U.S. Securities and Exchange Commission headquarters in Washington, D.C.
Andrew Kelly | Reuters
A U.S. appeals court has struck down a Securities and Exchange Commission rule aimed at increasing investor transparency for private equity funds, but the nearly $27 trillion industry says it could fundamentally change the way it does business.
The New Orleans-based 5th U.S. Circuit Court of Appeals ruled that the SEC exceeded its authority when it adopted the rule in August 2023.
A request for comment to the Securities and Exchange Commission was not immediately responded to.
Wednesday’s decision is a victory for U.S. financial services companies and trade groups, which have increasingly turned to court to challenge rules they say will increase compliance costs and reduce profits.
Recent debates involving the Securities and Exchange Commission involve rules requiring greater transparency about short positions and for firms that frequently trade in government bonds and other securities to register as broker-dealers.
The latest decision involves rules covering fund managers of private equity funds, hedge funds, venture capital funds and institutional investors such as pension funds and endowments.
The rules require fund managers to publish quarterly performance and expense reports, conduct annual audits, and stop providing certain investors with preferential treatment over redemptions and preferential information about portfolio holdings.
They are intended to increase transparency, fairness and accountability in a notoriously opaque industry.

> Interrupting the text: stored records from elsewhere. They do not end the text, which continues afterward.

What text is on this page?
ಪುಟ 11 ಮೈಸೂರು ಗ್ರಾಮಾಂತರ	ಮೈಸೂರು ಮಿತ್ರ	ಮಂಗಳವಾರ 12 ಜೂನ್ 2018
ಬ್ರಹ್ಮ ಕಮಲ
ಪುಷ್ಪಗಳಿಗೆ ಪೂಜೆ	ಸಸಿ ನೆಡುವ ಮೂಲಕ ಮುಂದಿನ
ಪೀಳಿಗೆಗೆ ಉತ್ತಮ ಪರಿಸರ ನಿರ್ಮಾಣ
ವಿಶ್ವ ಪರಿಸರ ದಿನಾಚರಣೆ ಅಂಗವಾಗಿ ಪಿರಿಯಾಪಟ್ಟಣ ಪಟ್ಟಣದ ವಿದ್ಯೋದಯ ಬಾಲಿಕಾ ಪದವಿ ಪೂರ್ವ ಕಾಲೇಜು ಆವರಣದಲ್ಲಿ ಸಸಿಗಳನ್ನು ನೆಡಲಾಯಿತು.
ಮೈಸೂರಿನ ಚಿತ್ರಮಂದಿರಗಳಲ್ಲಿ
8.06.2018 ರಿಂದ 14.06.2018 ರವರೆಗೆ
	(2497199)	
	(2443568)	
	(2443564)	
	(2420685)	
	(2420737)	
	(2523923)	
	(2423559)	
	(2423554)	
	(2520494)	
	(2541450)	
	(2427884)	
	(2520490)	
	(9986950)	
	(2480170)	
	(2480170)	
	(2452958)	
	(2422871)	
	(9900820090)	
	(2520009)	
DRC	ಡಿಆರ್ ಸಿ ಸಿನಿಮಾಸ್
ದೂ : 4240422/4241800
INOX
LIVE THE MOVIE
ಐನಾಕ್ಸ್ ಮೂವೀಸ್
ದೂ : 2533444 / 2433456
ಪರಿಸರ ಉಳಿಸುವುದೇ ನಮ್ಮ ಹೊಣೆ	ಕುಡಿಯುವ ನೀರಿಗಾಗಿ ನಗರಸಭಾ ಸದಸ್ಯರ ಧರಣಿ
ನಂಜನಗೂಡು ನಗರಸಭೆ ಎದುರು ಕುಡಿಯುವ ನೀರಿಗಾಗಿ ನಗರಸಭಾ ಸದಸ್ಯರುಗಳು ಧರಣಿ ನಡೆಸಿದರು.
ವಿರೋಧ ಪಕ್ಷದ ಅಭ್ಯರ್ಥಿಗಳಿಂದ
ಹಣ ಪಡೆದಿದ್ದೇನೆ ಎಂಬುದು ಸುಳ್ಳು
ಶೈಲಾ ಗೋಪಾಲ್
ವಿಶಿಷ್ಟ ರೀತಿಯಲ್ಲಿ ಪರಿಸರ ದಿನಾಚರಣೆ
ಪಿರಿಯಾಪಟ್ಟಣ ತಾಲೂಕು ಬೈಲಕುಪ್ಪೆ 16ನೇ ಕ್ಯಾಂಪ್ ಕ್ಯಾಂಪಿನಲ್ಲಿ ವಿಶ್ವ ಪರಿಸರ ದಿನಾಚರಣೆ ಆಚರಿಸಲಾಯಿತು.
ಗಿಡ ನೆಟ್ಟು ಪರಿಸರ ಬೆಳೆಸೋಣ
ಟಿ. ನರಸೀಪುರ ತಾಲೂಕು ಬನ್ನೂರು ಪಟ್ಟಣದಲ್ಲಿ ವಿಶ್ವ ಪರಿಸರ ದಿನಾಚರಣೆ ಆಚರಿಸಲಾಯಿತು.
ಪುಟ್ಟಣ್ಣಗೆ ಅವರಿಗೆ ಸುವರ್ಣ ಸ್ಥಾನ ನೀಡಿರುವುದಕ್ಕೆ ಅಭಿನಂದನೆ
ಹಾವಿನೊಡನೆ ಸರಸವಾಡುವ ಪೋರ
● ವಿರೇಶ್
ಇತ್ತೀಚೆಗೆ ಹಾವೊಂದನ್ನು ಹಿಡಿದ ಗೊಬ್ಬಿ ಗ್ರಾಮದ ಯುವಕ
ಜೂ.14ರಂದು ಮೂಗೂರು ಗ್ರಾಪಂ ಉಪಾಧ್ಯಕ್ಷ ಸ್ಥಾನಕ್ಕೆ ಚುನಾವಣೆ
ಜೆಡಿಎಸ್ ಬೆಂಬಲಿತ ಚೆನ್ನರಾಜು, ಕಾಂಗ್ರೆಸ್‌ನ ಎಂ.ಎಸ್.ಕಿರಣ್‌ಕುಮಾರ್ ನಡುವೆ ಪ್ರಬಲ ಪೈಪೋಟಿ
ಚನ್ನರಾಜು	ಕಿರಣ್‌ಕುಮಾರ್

Industry critics say this lack of transparency harms ordinary investors who invest indirectly in private equity funds, such as through pensions and retirement plans.
The SEC adopted the rules in a 3-2 vote, with Democratic-appointed commissioners in favor and Republican-appointed commissioners opposed.
The huge cost of citing
Groups that have filed lawsuits challenging the rules include the National Association of Private Equity Managers, the Alternative Investment Management Association, the American Investment Council, the Syndicated Lending and Exchange Association, the Managed Funds Association and the National Venture Capital Association.
They said the rules were “overly burdensome” and would harm investors by forcing them to sift through “mountains” of new information to find what they want, while incurring nearly $500 million in annual compliance costs. .
The groups also said the rules could stifle capital formation and make it harder for smaller advisers to compete.
Private equity funds typically attract wealthy, sophisticated investors, so they are subject to less federal regulation than investments for ordinary investors.
As the number of private equity funds more than triples to about 101,000, assets under management by these funds will grow from $9.8 trillion in 2022 to $26.6 trillion in 2022, according to the SEC.
SEC Chairman Gary Gensler said in announcing the new rules that they would benefit “all investors, big and small, institutional and retail, sophisticated and not.”
The 5th Circuit has become the go-to court for conservative and business groups challenging federal regulatory powers.
The three judges involved in Wednesday’s ruling were all appointed by Republican presidents.